7. The system of internal control incorporates risk management. It encompasses a number of elements that together facilitate an effective and efficient operation, enabling the University to respond to a variety of risks. These elements include:

  1. Policies and procedures.
    Attached to fundamental risks are a series of policies that underpin the internal control process. The policies are set by Council. Written procedures support the policies where appropriate.

  2. Business planning and budgeting.
    The business planning and budgeting process is used to set objectives, agree action plans, and allocate resources. Progress towards meeting business plan objectives is monitored regularly.

  3. High level risk framework (fundamental risks only).
    This framework is compiled by the Risk Steering Committee and helps to identify, asses, and monitor risks significant to the University. The risk register is revised formally annually but emerging risks are added as required, and improvement actions and risk indicators are monitored regularly.

  4. School and Department risk frameworks.
    Councils of Schools and Heads of Department develop and use this framework to ensure that risks in Schools and Departments are identified, assessed and monitored. The risk register is revised formally annually but emerging risks are added as required, and improvement actions and risk indicators are monitored regularly.

  5. Audit Committee.
    The Audit Committee reports to Council on internal controls and alerts Council on any emerging issues. In addition, the Audit Committee oversees internal audit, external audit and management as required in its review of internal controls. The Audit Committee should provide advice to the Council on the effectiveness of the RSC on the internal control system, including the University's system for the management of risk.

  6. Internal audit programme.
    Internal audit is responsible for aspects of the annual review of the effectiveness of the internal control system within the University. The internal audit strategy will be developed around the University's objectives and use the assessment of the fundamental risks. The work programme should include an assessment of the effectiveness of the risk management process.

  7. External audit.
    External audit informs the Audit Committee on the operation of the internal financial controls reviewed as part of the annual audit.

  8. Third party reports.
    From time to time, the use of external consultants may be appropriate in areas such as health and safety, and human resources. The use of specialist third parties for consulting and reporting can increase the reliability of the internal control system.

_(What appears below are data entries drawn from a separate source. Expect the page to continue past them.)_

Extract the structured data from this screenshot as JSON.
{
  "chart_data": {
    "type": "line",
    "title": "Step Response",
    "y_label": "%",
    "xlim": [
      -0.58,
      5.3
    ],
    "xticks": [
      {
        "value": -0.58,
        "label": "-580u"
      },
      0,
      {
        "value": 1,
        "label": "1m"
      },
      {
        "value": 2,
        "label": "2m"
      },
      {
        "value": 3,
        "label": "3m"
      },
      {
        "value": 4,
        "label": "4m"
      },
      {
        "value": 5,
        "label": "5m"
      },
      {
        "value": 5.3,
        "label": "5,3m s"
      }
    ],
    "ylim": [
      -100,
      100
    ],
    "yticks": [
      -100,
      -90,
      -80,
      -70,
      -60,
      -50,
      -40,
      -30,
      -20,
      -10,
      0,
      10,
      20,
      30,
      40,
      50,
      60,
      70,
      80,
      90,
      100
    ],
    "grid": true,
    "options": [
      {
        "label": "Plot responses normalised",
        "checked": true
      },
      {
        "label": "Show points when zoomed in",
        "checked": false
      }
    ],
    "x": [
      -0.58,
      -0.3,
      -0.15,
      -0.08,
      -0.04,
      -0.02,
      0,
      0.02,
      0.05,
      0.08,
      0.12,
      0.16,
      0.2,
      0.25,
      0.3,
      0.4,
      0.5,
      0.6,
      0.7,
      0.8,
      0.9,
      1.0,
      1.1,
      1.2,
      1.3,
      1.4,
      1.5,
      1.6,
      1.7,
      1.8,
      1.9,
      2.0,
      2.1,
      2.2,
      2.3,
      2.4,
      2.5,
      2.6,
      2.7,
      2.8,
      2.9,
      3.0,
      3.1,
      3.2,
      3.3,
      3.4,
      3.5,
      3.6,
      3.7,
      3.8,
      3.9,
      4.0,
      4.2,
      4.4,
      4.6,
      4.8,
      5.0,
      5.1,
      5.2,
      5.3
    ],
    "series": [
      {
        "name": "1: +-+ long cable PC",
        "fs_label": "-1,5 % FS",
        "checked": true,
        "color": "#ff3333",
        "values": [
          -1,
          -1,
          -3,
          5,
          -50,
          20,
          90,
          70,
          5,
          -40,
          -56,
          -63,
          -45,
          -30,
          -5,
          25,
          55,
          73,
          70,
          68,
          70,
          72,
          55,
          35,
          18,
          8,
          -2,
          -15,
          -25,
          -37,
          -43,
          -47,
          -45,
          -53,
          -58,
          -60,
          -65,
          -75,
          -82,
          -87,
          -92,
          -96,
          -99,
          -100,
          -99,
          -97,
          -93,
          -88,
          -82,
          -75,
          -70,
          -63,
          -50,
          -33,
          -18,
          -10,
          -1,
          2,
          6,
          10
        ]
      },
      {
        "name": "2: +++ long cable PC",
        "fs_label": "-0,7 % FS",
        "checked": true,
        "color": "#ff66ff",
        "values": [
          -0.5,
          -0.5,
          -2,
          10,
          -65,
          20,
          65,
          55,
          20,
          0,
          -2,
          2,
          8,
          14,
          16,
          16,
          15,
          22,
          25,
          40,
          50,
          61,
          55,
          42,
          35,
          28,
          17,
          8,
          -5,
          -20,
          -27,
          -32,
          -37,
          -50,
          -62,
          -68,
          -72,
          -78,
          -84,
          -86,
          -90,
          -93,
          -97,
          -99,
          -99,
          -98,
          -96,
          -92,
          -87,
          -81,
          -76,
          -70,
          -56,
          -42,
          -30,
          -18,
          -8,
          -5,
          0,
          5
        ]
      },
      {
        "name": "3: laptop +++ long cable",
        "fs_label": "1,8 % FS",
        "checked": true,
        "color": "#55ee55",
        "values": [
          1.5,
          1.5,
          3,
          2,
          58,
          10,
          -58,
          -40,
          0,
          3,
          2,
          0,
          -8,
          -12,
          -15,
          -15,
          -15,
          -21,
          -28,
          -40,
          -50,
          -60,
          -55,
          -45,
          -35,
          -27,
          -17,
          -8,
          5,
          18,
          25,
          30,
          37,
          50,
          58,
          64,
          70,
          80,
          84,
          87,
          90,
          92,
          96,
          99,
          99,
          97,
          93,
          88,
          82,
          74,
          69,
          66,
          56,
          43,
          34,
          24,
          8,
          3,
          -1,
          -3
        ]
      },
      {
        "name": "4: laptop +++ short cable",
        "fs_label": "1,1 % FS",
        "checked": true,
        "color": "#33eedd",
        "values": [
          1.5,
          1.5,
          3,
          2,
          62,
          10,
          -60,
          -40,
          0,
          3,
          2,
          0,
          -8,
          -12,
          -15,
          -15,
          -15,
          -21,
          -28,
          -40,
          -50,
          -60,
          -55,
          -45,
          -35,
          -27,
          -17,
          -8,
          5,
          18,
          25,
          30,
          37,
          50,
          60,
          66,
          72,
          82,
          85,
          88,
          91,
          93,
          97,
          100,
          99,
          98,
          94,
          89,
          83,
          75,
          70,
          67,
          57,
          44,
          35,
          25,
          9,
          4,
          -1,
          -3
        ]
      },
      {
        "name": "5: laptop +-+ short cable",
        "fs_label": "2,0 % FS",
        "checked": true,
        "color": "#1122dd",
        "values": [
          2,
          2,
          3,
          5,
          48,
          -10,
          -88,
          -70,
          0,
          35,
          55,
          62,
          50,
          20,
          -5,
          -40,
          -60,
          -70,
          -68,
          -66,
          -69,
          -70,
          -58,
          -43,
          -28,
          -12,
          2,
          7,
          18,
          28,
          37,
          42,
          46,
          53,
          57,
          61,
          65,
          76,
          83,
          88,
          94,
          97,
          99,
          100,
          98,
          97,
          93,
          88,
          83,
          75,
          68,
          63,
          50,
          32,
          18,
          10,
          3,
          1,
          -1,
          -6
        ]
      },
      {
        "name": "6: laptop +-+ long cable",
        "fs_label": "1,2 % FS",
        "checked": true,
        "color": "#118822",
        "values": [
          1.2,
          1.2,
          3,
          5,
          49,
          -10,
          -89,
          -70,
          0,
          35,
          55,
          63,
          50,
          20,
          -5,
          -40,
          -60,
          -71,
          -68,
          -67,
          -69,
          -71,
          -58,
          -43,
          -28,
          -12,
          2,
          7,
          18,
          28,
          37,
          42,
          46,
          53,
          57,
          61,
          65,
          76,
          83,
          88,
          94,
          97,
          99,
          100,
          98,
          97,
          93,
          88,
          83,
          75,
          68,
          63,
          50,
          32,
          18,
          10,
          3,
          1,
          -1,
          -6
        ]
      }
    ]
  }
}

8. Council's annual review of effectiveness

The Council, advised by the RSC, will undertake an annual review to consider:

  • whether risk management continues to be linked to the achievement of the University's objectives;
  • the appropriate risk appetite or level of exposure for the University as a whole;
  • whether risk review procedures cover fundamental reputational, governance, staff, research, teaching, operational, compliance, student experience, estates, financial and other risks to achieving the University's objectives;
  • whether risk assessment and risk-based internal control are embedded in ongoing operations and form part of its culture;
  • changes in the nature and extent of fundamental risks and the University's ability to respond to changes in its internal and external environment since the last assessment;
  • the scope and quality of management's on-going process of monitoring the system of internal control including such elements as the effectiveness of internal audit and other assurance functions;
  • the extent and frequency of reports on internal control to Council and whether this is sufficient for Council to build up a cumulative assessment of the state of control and effectiveness of risk management;
  • the incidence of any fundamental control failings or weaknesses identified at any point within the year and the impact that they have had or could have on financial results;
  • the effectiveness of the University's public reporting processes;
  • the effectiveness of the overall approach and policy to risk management and whether changes or improvements to processes and procedures are necessary.